I enjoy thinking about encoding problems, where an object in one domain needs to be converted to another domain in such a way that the original object can easily be retrieved.

In most applications the encoding domain is strings, and the problem of coming up with the encoding is rarely difficult, as long as you’re careful. Usually a markup language like XML or JSON makes it particularly easy.

I’ve been wondering about less straightforward encodings, which started when I thought of the problem of encoding a directed graph in an undirected graph. Clearly the opposite problem is easy: to encode an undirected graph in a directed graph, simply choose a direction for each edge (this is apparently referred to as orienting the graph). Then the original undirected graph can be obtained by discarding the directions of the edges.

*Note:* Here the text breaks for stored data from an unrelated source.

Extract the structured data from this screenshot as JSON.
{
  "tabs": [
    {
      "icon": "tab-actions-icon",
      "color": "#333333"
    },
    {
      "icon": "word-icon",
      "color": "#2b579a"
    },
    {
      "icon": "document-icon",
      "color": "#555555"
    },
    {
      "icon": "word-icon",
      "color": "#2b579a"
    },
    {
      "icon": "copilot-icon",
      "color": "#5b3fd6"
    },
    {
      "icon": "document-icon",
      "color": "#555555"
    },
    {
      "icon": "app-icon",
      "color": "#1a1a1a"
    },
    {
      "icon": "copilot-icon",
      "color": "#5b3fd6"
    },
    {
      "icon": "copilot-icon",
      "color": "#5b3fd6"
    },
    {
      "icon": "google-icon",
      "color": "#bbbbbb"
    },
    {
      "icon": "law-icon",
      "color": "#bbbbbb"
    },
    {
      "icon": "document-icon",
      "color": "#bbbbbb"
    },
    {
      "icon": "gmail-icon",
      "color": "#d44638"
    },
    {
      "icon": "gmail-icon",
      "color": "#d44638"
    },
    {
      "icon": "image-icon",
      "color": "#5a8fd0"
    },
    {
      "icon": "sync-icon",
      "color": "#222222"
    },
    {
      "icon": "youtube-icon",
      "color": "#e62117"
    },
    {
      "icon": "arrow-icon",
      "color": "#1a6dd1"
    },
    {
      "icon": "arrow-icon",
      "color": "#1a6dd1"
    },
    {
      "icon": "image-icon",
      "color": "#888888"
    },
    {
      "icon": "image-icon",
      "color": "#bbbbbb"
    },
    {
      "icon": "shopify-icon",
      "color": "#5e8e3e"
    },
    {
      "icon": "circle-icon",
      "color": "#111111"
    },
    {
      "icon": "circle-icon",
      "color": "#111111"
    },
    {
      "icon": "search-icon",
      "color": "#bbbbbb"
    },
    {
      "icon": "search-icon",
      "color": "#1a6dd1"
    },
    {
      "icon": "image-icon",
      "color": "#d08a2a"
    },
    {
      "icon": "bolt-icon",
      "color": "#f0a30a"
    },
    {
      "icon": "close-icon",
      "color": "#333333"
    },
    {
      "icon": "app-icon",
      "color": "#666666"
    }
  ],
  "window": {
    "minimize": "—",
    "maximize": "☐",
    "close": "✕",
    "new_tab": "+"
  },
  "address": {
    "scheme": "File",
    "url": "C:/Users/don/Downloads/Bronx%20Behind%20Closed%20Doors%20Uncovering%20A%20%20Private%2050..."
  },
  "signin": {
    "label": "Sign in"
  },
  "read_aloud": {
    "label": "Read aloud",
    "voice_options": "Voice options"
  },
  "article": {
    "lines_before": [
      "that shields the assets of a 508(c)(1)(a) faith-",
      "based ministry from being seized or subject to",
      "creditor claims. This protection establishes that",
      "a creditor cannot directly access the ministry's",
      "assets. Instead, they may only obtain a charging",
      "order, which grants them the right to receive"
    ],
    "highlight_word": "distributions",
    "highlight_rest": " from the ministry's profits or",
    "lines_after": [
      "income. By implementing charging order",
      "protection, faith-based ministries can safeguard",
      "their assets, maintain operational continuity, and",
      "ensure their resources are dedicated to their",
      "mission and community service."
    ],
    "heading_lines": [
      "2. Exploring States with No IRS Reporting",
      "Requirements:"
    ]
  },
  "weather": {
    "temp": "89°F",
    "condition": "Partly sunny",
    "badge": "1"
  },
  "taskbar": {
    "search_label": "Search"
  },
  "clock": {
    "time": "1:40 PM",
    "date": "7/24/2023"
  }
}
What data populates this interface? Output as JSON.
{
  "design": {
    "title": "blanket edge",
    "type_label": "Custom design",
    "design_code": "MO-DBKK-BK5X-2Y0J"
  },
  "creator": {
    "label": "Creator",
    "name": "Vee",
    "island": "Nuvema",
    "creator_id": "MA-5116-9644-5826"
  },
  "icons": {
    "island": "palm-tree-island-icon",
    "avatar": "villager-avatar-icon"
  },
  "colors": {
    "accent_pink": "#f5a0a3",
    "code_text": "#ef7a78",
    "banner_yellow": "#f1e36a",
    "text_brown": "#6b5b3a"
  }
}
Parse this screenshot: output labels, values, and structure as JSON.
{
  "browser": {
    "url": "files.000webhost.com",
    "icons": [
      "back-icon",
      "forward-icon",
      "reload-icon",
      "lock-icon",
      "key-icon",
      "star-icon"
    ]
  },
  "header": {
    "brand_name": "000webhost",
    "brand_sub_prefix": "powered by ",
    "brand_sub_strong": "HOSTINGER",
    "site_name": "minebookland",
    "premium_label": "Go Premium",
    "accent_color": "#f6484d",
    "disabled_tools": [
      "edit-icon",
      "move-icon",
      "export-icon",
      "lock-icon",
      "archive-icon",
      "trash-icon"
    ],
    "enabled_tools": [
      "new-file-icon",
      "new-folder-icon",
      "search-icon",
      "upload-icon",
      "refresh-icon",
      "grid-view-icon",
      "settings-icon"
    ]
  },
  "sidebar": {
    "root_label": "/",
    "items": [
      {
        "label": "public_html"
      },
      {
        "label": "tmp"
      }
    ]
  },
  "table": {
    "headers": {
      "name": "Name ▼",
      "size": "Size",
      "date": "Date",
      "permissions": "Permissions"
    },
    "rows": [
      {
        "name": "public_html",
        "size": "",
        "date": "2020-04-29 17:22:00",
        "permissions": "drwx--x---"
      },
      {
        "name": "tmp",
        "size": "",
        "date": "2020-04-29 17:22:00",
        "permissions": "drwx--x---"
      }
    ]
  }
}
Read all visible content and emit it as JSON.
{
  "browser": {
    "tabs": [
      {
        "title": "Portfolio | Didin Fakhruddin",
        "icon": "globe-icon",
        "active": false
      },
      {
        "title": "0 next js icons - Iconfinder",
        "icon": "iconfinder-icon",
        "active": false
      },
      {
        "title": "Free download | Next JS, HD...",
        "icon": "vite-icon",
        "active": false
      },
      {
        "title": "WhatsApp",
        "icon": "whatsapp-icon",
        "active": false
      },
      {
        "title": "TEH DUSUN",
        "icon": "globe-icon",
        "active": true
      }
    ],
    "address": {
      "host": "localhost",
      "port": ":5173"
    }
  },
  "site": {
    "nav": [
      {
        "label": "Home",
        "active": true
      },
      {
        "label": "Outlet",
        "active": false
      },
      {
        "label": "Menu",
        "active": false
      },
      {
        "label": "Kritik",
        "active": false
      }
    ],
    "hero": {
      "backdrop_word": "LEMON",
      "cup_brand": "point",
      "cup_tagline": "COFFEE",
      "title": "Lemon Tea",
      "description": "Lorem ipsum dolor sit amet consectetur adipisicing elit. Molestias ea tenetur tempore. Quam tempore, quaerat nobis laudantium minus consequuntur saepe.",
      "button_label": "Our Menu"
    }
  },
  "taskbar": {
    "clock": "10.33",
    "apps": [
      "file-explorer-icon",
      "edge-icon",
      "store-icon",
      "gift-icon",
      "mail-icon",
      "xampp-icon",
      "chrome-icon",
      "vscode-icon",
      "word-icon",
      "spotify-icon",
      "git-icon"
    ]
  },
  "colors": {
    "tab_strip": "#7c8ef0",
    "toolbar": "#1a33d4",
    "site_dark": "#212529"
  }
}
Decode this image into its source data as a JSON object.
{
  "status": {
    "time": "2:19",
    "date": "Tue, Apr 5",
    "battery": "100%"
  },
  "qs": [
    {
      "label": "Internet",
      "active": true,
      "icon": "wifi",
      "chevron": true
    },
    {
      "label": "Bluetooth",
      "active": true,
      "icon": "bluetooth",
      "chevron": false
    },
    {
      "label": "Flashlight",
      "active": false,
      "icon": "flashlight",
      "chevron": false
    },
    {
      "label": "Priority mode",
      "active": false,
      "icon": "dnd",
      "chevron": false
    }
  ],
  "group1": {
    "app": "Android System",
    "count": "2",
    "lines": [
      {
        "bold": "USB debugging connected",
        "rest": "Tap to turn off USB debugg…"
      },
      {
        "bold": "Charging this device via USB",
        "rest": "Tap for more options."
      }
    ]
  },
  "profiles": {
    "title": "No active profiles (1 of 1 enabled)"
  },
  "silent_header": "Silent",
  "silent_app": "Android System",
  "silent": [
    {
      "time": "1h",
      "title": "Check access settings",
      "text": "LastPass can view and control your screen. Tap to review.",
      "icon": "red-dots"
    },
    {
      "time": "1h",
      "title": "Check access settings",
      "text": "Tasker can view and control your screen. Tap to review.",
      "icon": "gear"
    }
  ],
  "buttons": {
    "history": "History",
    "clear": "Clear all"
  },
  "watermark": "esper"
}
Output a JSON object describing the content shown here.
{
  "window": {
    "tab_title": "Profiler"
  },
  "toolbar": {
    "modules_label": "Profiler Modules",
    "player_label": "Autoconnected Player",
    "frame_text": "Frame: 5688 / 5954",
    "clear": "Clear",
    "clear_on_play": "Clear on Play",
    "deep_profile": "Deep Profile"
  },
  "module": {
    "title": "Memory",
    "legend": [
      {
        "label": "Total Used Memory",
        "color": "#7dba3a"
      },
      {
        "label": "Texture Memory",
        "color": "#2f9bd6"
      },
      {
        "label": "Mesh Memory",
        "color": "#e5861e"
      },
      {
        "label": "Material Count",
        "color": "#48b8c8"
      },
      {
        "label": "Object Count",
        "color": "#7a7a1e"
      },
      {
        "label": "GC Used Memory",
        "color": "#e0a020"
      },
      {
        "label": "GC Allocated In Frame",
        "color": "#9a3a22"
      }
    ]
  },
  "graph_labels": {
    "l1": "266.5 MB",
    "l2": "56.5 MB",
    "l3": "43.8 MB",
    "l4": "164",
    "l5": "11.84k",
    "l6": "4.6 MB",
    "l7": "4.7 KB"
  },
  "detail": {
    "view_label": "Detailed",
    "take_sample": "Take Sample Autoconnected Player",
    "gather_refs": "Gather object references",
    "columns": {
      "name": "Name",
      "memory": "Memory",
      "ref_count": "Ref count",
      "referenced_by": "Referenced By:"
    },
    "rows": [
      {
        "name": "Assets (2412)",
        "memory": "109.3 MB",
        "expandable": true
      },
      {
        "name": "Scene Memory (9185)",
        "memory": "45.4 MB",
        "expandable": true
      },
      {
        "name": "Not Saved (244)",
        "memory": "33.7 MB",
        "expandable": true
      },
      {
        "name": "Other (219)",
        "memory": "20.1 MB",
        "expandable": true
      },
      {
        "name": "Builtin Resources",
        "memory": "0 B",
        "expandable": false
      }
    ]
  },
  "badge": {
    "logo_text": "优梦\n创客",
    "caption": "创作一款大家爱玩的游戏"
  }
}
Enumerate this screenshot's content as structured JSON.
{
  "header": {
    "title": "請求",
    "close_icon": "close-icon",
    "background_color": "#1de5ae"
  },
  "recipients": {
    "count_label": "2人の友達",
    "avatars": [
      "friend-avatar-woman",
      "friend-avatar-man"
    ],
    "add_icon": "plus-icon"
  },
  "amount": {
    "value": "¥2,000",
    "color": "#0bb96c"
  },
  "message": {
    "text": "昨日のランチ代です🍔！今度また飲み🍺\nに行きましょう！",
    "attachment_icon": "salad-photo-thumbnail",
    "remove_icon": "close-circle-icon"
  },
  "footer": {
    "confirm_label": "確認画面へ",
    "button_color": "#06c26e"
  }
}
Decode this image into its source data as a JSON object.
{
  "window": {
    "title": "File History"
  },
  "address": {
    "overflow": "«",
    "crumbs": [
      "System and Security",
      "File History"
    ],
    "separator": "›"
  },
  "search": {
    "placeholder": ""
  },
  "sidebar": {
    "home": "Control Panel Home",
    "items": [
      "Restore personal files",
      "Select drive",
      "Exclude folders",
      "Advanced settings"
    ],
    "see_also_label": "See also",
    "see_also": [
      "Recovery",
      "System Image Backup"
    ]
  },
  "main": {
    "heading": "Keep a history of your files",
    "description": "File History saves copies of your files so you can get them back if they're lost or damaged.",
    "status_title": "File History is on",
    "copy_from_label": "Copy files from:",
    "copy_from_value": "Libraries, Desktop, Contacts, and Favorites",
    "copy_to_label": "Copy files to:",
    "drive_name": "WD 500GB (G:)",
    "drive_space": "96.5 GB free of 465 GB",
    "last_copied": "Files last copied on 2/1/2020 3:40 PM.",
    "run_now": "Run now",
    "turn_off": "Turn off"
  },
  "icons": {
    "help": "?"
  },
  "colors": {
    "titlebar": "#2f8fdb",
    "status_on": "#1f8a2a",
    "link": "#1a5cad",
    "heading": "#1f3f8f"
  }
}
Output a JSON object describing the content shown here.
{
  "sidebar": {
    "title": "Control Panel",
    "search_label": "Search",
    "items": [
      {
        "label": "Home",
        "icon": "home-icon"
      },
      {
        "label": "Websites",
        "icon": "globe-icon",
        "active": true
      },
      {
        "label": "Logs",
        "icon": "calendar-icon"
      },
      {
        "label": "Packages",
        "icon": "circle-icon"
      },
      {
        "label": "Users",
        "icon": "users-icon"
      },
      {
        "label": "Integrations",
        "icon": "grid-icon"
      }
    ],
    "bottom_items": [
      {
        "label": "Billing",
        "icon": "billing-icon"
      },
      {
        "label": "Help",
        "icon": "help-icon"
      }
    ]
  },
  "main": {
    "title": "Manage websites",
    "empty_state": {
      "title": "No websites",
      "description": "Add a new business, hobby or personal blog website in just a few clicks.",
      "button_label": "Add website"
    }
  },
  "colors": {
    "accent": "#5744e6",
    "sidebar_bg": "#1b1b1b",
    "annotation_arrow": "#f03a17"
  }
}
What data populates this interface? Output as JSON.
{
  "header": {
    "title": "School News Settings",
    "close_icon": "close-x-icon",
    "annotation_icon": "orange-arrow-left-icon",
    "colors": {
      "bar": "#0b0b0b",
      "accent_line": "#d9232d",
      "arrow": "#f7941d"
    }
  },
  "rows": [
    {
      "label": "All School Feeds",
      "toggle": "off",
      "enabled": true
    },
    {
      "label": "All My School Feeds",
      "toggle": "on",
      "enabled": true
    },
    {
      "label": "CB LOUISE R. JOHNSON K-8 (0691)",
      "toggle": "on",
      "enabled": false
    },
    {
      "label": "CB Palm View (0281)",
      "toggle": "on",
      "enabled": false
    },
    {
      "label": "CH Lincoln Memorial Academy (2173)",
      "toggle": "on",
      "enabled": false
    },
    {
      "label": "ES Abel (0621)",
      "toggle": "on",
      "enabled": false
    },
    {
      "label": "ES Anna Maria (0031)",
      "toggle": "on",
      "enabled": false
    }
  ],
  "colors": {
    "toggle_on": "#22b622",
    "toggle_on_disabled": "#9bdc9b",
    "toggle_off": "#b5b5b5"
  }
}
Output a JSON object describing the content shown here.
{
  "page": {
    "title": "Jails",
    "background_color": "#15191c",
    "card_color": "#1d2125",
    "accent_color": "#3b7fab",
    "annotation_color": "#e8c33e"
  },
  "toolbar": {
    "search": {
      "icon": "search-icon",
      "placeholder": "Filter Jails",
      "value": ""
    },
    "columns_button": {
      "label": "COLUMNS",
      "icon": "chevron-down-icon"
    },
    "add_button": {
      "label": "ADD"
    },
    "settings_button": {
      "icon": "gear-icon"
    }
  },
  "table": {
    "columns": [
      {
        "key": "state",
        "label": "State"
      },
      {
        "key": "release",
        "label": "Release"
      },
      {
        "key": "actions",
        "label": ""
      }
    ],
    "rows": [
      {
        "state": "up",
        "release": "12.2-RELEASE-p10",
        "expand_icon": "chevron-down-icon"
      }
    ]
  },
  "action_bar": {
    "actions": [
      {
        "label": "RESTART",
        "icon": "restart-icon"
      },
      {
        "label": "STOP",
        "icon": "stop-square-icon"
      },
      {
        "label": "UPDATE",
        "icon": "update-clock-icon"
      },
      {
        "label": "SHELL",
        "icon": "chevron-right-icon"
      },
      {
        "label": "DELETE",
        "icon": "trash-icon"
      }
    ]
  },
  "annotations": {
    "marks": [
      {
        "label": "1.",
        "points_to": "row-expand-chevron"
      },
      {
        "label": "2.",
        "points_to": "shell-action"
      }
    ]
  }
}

But directed graphs clearly contain more information than undirected graphs with the same number of vertices and edges, so any encoding method will have to generally increase the order of the graph. The best tactic I can think of is to encode the directed edges as vertices in the undirected graph. For example, consider the simplest non-trivial directed graph:

Obviously, we can’t encode this as an undirected graph with just two vertices — we wouldn’t know if there was just one directed edge being represented or two. And if the graph was larger and the two vertices were distinguishable, we wouldn’t know which vertex was the head and which was the tail. So we definitely need another vertex to represent the edge. One vertex doesn’t improve the situation, however, as we still only have one option:

So it looks like we need at least two extra vertices to fully represent each edge with its direction. As best I can tell, the simplest way to do it is like this:

We connect the two edge-vertices to each other, so we know they’re related. Then we connect one of them to the tail, and both of them to the head, so we can tell which is which. Here’s how it looks for a more complex graph:

There is an issue, however, with going in the opposite direction: how do we distinguish the edge vertices from the vertex vertices? The colors and shapes in the previous image make it pretty easy, but they’re not actually part of the graph. The undecorated graph looks like this:

It’s not so obvious how to get back to the original directed graph, or if a general method exists at all. The simplest way I’ve thought of to address this issue is to tack an additional vertex on to each vertex-vertex. Rather than explain that more clearly, I’ll illustrate it. Our first graph will look like this:

Essentially each vertex from the directed graph is being represented with two vertices, only one of which is connected to anything else. Since these second vertices will be the only vertices in the graph with degree one, they’re easy to identify. Here’s the larger graph:

Just for kicks, here’s another pair of graphs where the directed graph was randomly generated:

One question I haven’t settled is whether the extra vertices are strictly necessary. More formally, if we encode without them, are there any two digraphs that encode to the same graph? If I figure anything out, I’ll post it.